Mandatory industry-wide pension funds in the Netherlands
The Dutch pension landscape is highly formed by so-called mandatory industry-wide pension funds (IWPF or in Dutch Bpf). If an employer acts in a specific industry, mandatory participation in an IWPF can be applicable. There are roughly 50 different mandatory IWPFs and more than 5,000,000 employees accrue pension through these funds. The biggest pension funds are for instance for civil servants, care and welfare sector, construction workers and the metal industry. The risks of not joining an IWPF can be very impactful.
Why are there industry-wide pension funds?
The main reason behind the IWPF is to prevent competition on employment conditions. All employers in the industry have the same pension plan to offer to the employees. Employers cannot seduce the employees by offering a high salary, fully financed by the lack of a pension plan. The pension plan therefore protects the employees from a bad deal on their employment conditions. In addition, the legislator has intended to reduce the risk of so-called ‘blank spots’ (employees without any pension accrual) when it comes to accruing pension.

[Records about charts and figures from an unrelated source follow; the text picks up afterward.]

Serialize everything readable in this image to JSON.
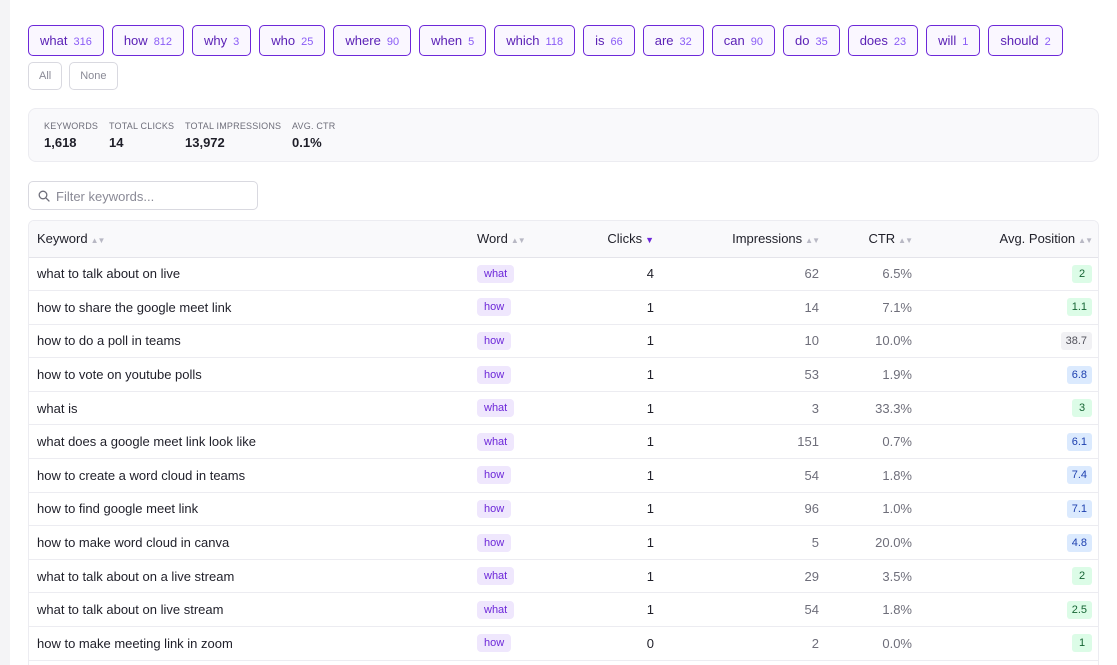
{
  "word_filters": [
    {
      "word": "what",
      "count": "316"
    },
    {
      "word": "how",
      "count": "812"
    },
    {
      "word": "why",
      "count": "3"
    },
    {
      "word": "who",
      "count": "25"
    },
    {
      "word": "where",
      "count": "90"
    },
    {
      "word": "when",
      "count": "5"
    },
    {
      "word": "which",
      "count": "118"
    },
    {
      "word": "is",
      "count": "66"
    },
    {
      "word": "are",
      "count": "32"
    },
    {
      "word": "can",
      "count": "90"
    },
    {
      "word": "do",
      "count": "35"
    },
    {
      "word": "does",
      "count": "23"
    },
    {
      "word": "will",
      "count": "1"
    },
    {
      "word": "should",
      "count": "2"
    }
  ],
  "selection": {
    "all_label": "All",
    "none_label": "None"
  },
  "stats": [
    {
      "label": "Keywords",
      "value": "1,618"
    },
    {
      "label": "Total Clicks",
      "value": "14"
    },
    {
      "label": "Total Impressions",
      "value": "13,972"
    },
    {
      "label": "Avg. CTR",
      "value": "0.1%"
    }
  ],
  "filter": {
    "placeholder": "Filter keywords...",
    "value": ""
  },
  "table": {
    "columns": [
      {
        "label": "Keyword",
        "sorted": false
      },
      {
        "label": "Word",
        "sorted": false
      },
      {
        "label": "Clicks",
        "sorted": true
      },
      {
        "label": "Impressions",
        "sorted": false
      },
      {
        "label": "CTR",
        "sorted": false
      },
      {
        "label": "Avg. Position",
        "sorted": false
      }
    ],
    "rows": [
      {
        "keyword": "what to talk about on live",
        "word": "what",
        "clicks": "4",
        "impressions": "62",
        "ctr": "6.5%",
        "position": "2",
        "position_tone": "green"
      },
      {
        "keyword": "how to share the google meet link",
        "word": "how",
        "clicks": "1",
        "impressions": "14",
        "ctr": "7.1%",
        "position": "1.1",
        "position_tone": "green"
      },
      {
        "keyword": "how to do a poll in teams",
        "word": "how",
        "clicks": "1",
        "impressions": "10",
        "ctr": "10.0%",
        "position": "38.7",
        "position_tone": "gray"
      },
      {
        "keyword": "how to vote on youtube polls",
        "word": "how",
        "clicks": "1",
        "impressions": "53",
        "ctr": "1.9%",
        "position": "6.8",
        "position_tone": "blue"
      },
      {
        "keyword": "what is",
        "word": "what",
        "clicks": "1",
        "impressions": "3",
        "ctr": "33.3%",
        "position": "3",
        "position_tone": "green"
      },
      {
        "keyword": "what does a google meet link look like",
        "word": "what",
        "clicks": "1",
        "impressions": "151",
        "ctr": "0.7%",
        "position": "6.1",
        "position_tone": "blue"
      },
      {
        "keyword": "how to create a word cloud in teams",
        "word": "how",
        "clicks": "1",
        "impressions": "54",
        "ctr": "1.8%",
        "position": "7.4",
        "position_tone": "blue"
      },
      {
        "keyword": "how to find google meet link",
        "word": "how",
        "clicks": "1",
        "impressions": "96",
        "ctr": "1.0%",
        "position": "7.1",
        "position_tone": "blue"
      },
      {
        "keyword": "how to make word cloud in canva",
        "word": "how",
        "clicks": "1",
        "impressions": "5",
        "ctr": "20.0%",
        "position": "4.8",
        "position_tone": "blue"
      },
      {
        "keyword": "what to talk about on a live stream",
        "word": "what",
        "clicks": "1",
        "impressions": "29",
        "ctr": "3.5%",
        "position": "2",
        "position_tone": "green"
      },
      {
        "keyword": "what to talk about on live stream",
        "word": "what",
        "clicks": "1",
        "impressions": "54",
        "ctr": "1.8%",
        "position": "2.5",
        "position_tone": "green"
      },
      {
        "keyword": "how to make meeting link in zoom",
        "word": "how",
        "clicks": "0",
        "impressions": "2",
        "ctr": "0.0%",
        "position": "1",
        "position_tone": "green"
      }
    ]
  }
}
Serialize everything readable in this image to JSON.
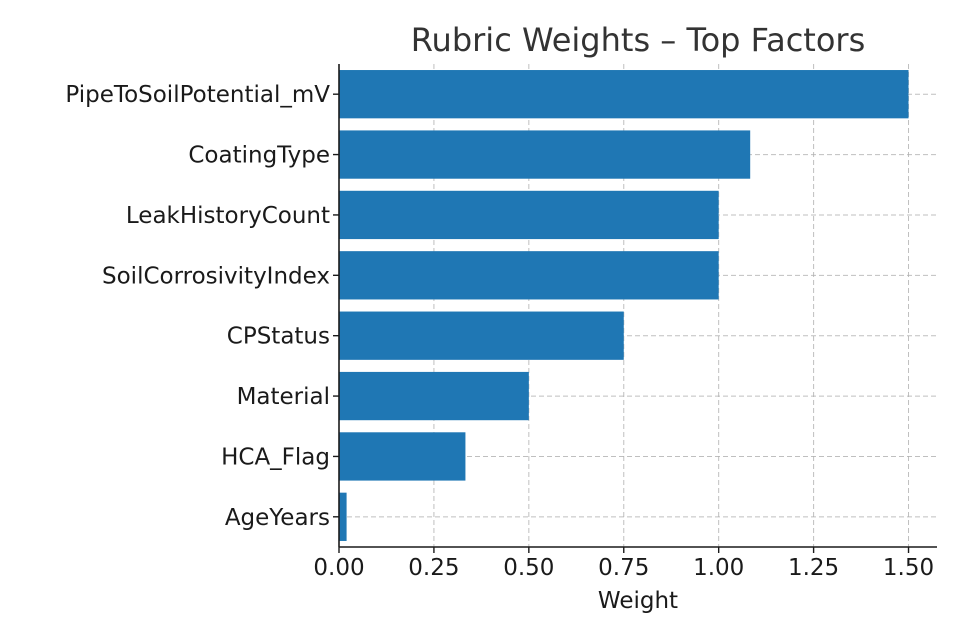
{
  "chart_data": {
    "type": "bar",
    "orientation": "horizontal",
    "title": "Rubric Weights – Top Factors",
    "xlabel": "Weight",
    "ylabel": "",
    "categories": [
      "PipeToSoilPotential_mV",
      "CoatingType",
      "LeakHistoryCount",
      "SoilCorrosivityIndex",
      "CPStatus",
      "Material",
      "HCA_Flag",
      "AgeYears"
    ],
    "values": [
      1.5,
      1.083,
      1.0,
      1.0,
      0.75,
      0.5,
      0.333,
      0.02
    ],
    "xlim": [
      0,
      1.575
    ],
    "xticks": [
      0.0,
      0.25,
      0.5,
      0.75,
      1.0,
      1.25,
      1.5
    ],
    "xtick_labels": [
      "0.00",
      "0.25",
      "0.50",
      "0.75",
      "1.00",
      "1.25",
      "1.50"
    ],
    "grid": true,
    "bar_color": "#1f77b4"
  }
}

When does an employer have to participate in a pension fund?
To define the employers who should join the IWPF, there is a so-called mandatory participation resolution (Verplichtstellingsbesluit). In this resolution, the Dutch minister of Social Affairs and Employment specifies the activities that are included in the industry (the scope) and therefore lead to a mandatory participation. The criterion for mandatory participation as well as the scope of activities that are included in the mandatory participation depend on the pension fund. For example, some pension funds include employees who do service activities such as sales or administrative work, while others only include employees who produce products and exclude staff.
What are the consequences of not joining a mandatory pension fund?
If the activities of a company fall within the scope of an IWPF, the employees in the industry have the right to pension entitlements of the mandatory IWPF, even when the employer did not pay premiums. Therefore, pension funds will make great effort to claim the pension premiums with retroactive effect from the employer. If the mandatory participation had been applicable for numerous years, this can lead to extremely high invoices. The premiums of one year can be up to 20% of sum of salaries. Multiply this by a number of years, and a premium amount results that can have severe consequences for your business.
Prevent risks by having a scope study carried out
As part of setting up a pension scheme, KWPS conducts an investigation into whether the employer is subject to mandatory participation in an IWPF. If the company’s activities change over time, it is wise to inform KWPS, so that a new check on the applicability of a mandatory pension fund can be performed. It is also possible that the scope of the mandatory participation is adjusted in the meantime as a result of which an employer is suddenly obliged to join. In any case, it is good to perform a check every couple of years, for example when renewing the pension plan at the end of the contract term.